One of the only cheeses ever created in the united states is the wonderful Colby cheese. Unfortunately what you buy in the store is not a true Colby. Store bought Colby is closer to the taste and flavor of a young cheddar. I found two different recipes that the only difference was that in one the curds were salted, then pressed, and another where the curds are pressed and then brined. For this first attempt at Colby I will try the salt added to the curds. Next time I will make it and brine it. I will add both instructions to the page for anyone who would like to try either recipe.
- 3/4 tsp. Calcium Chloride Liquid (30%) Dissolved in 2 Tbsp. distilled water (if using store-bought milk)
- 3 ounces prepared Mesophilic Culture.
- Annetto as per instructions on variety
- 3/4 Rennet Tablets (microbial) Dissolved in 1/4 cup distilled water
- 3 gallon Whole Milk Cow
Cheese making steps:
- Add your calcium chloride to your milk. Then gently stir the milk and heat to 86° F.
- Remove pot from heat. Sprinkle culture or frozen cube over milk surface and let hydrate for 1 or 2 minutes. Gently and thoroughly stir culture into milk. Let sit for 60 minutes
- Add rennet and mix it into milk with an up and down motion for about 1 minute. Let sit for 30-40 minutes for curd to develop.
- After you get a clean break cut curd into 3/8 inch pieces. It is okay if they are not perfect cubes. Let the curds heal for 5 minutes.
- Slowly heat your curd to 102°F over 30 minutes. Do not let it heat but more than 2 degrees every 5 minutes. Gently stir every five minutes during the 30 minutes.
- Next cover the pot and let the curds set for five minutes.
- Pour off the whey until it is level with the curd mass. Stir in cold tap water until the temperature in the cheese pot is lowered to 80°F. Hold the temperature at 80°F for 15 minutes while gently stirring to keep the curd from matting. The temperature of the cheese pot during this step will determine the moisture content of the finished cheese. A slightly higher temperature will produce a drier cheese. Lowering the temperature a few degrees will make a moister cheese.
Draining / Pressing time:
- Drain your curds into a cloth line colander taking care to not spill as it fills. Allow to drain then mix in 3 tablespoons of salt into your curds (if brining please go to the next section on brining and skip adding salt at this point)
- Fill you cloth lined cheese mold and put the follower on your mold and press with 20 lbs. for 20 minutes.
- Turn the cheese and re-wrap and press at 30 lbs. for 20 minutes
- Turn and re-wrap one more time and press at 50 lbs for 12 hours
- If you are brining the Colby add your finished cheese to your salt brine and let soak for 8 hours flipping once. Keep your brining cheese in the fridge. The standard cheese brine is 2 pounds of salt per gallon of water. You can also use the whey to make your brine. It will give a slightly different flavor then using just water.
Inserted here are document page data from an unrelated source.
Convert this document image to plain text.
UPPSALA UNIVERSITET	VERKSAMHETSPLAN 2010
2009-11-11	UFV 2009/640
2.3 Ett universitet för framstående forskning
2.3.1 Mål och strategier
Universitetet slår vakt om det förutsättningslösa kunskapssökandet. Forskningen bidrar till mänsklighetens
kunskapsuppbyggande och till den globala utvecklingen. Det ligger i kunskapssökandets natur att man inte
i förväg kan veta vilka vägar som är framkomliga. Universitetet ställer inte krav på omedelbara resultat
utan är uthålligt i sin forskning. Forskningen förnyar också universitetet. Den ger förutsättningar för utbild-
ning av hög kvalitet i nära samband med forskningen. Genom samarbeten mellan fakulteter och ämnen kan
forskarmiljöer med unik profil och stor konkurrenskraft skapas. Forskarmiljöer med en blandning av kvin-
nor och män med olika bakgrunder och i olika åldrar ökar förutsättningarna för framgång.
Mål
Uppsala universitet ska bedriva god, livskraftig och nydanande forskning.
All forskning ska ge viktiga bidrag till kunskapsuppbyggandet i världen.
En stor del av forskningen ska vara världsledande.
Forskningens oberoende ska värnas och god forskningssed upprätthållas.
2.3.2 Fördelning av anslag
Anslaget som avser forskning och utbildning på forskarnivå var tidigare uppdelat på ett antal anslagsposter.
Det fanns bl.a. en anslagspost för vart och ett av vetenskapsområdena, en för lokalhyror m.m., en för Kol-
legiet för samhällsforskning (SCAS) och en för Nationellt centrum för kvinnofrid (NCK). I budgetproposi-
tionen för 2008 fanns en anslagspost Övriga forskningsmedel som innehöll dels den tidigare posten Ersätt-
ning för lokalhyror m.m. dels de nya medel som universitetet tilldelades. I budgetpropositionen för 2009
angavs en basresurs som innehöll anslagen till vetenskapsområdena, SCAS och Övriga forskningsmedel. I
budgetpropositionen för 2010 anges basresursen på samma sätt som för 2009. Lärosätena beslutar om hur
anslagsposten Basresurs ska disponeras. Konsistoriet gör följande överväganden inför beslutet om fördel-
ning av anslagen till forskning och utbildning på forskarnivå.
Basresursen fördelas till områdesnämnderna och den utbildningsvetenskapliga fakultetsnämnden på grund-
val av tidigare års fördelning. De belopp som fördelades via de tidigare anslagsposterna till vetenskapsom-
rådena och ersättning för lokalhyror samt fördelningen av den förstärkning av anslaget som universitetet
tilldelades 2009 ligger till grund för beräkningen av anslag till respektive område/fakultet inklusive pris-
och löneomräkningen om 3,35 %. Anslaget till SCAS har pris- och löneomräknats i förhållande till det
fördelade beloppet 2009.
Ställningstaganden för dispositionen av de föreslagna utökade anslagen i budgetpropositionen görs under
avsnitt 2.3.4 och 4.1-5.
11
- After pressing and or brining place the salted cheese on a bamboo mat to air dry for 1-3 days. Cover with a clean cheesecloth. Turn the cheese over twice each day. When it starts to form a darker yellowish rind and is dry to the touch, it is ready to wax for storage.
- Age at 55° to 60°F (55°F is ideal) for 4-6 weeks. This cheese is supposed to be eaten with little to no aging. Any longer then 6 weeks and it will get hard and crumbly.
Update: my cheese with salt added to the curds has flattened out a bit as it air-dried but still looks tasty. It reminds me more of an inner tube then a wheel now.
A little history on how Colby was made from the New England cheesemaking website:
Colby cheese was invented in Wisconsin by Joseph F. Steinwand in 1885. It was named for the township in which his father, Ambrose Steinwand, Sr., had built the first cheese factory in Clark County three years before.
“At his father’s cheese factory about one mile south and one mile west of here, Joseph F. Steinwand in 1885 developed a new and unique type of cheese. He named it for the township in which his father, Ambrose Steinwand Sr., had built northern Clark County’s first cheese factory three years before.”
Ambrose and Susan Steinwand and their children moved to Colby in 1875. They bought a quarter-section of railroad land in Colby township and in 1882 built a cheese factory, a small wood building that produced 125 pounds of cheese a day.
Their eldest son, Joseph, assisted his father in the factory from age 16, quickly learning the cheese making process. Joe Steinwand was inquisitive, and when his father sent him to a cheese making course in Madison, he began to experiment in the Colby factory.
He made minor changes in the cheese process, but these were enough to create a cheese both milder and moister than cheddar. The new cheese was named “Colby” and became almost instantly popular.